We are interested in hearing your strategies for achieving balance in your life. Join the ongoing discussion among lawyers and judges. Send your comments to Ron Sandgrund at firstname.lastname@example.org.
1. "A Dialogue Between Generations" is a seven-part series beginning in November 2012 and continuing monthly through May 2013. It is available online at www.cobar.org/tcl.
2. Sandgrund, "A Dialogue Between Generations—Work–Life Balance," 42 The Colorado Lawyer 65 (Jan. 2013), available at www.cobar.org/tcl/tcl_articles.cfm?articleid=7925.

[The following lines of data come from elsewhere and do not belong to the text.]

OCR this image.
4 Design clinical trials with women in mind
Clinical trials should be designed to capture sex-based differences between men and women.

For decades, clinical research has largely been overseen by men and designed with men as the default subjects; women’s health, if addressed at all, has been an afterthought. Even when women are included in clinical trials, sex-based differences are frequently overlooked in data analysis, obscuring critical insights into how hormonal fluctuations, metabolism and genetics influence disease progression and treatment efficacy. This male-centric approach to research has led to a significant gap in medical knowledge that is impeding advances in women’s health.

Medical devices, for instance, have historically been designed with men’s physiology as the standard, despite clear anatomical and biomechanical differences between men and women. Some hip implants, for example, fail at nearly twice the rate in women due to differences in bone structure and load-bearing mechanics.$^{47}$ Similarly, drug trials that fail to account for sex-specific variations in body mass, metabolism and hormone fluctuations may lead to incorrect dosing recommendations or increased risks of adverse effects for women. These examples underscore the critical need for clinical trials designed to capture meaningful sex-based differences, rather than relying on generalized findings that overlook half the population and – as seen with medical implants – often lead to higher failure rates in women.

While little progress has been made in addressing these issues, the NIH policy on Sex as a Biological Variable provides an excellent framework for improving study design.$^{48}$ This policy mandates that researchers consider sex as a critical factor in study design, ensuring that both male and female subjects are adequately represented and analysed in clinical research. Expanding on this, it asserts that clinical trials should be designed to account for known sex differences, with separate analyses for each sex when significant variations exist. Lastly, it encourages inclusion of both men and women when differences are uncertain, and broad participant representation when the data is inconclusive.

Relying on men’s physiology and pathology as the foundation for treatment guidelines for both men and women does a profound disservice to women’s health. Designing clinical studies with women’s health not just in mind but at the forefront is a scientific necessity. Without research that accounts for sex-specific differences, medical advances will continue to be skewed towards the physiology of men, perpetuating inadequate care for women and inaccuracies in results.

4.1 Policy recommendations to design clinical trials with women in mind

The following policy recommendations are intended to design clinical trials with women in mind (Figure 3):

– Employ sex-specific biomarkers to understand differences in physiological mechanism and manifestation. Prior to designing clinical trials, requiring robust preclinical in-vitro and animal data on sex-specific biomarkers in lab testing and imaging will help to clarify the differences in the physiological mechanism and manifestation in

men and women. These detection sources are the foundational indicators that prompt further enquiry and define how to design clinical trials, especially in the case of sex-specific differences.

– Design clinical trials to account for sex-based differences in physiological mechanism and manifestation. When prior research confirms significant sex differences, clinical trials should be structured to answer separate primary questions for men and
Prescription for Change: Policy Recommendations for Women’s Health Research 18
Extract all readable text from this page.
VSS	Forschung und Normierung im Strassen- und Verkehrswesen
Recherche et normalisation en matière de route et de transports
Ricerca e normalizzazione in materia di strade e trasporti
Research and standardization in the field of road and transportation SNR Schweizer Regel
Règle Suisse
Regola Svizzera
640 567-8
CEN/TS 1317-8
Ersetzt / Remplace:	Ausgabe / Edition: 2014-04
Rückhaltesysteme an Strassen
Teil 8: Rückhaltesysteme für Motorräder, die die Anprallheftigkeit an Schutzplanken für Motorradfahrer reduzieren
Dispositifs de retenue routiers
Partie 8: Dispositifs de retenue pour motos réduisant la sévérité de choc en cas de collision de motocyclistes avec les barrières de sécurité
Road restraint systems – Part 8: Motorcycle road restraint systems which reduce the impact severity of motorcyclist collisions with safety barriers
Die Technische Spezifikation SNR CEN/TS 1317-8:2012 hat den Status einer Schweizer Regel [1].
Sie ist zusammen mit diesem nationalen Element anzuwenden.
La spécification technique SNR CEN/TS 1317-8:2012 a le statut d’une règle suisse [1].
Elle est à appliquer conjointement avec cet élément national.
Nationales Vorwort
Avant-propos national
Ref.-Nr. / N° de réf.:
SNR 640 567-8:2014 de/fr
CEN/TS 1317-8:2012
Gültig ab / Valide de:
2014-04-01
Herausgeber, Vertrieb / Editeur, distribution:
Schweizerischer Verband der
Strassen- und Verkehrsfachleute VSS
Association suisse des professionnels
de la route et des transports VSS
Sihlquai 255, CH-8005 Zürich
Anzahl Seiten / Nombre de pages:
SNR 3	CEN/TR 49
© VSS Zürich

3. COLAP’s Mission Statement reads as follows:
The mission of the Colorado Lawyers Assistance Program is to protect the interests of clients, litigants and the general public by educating the bench, bar and law schools regarding the causes of and remedies for impairments affecting members of the legal profession, and to provide confidential assistance to lawyers, judges and law students who suffer from physical or mental disabilities or other impairments that affect their ability to be productive members of the profession.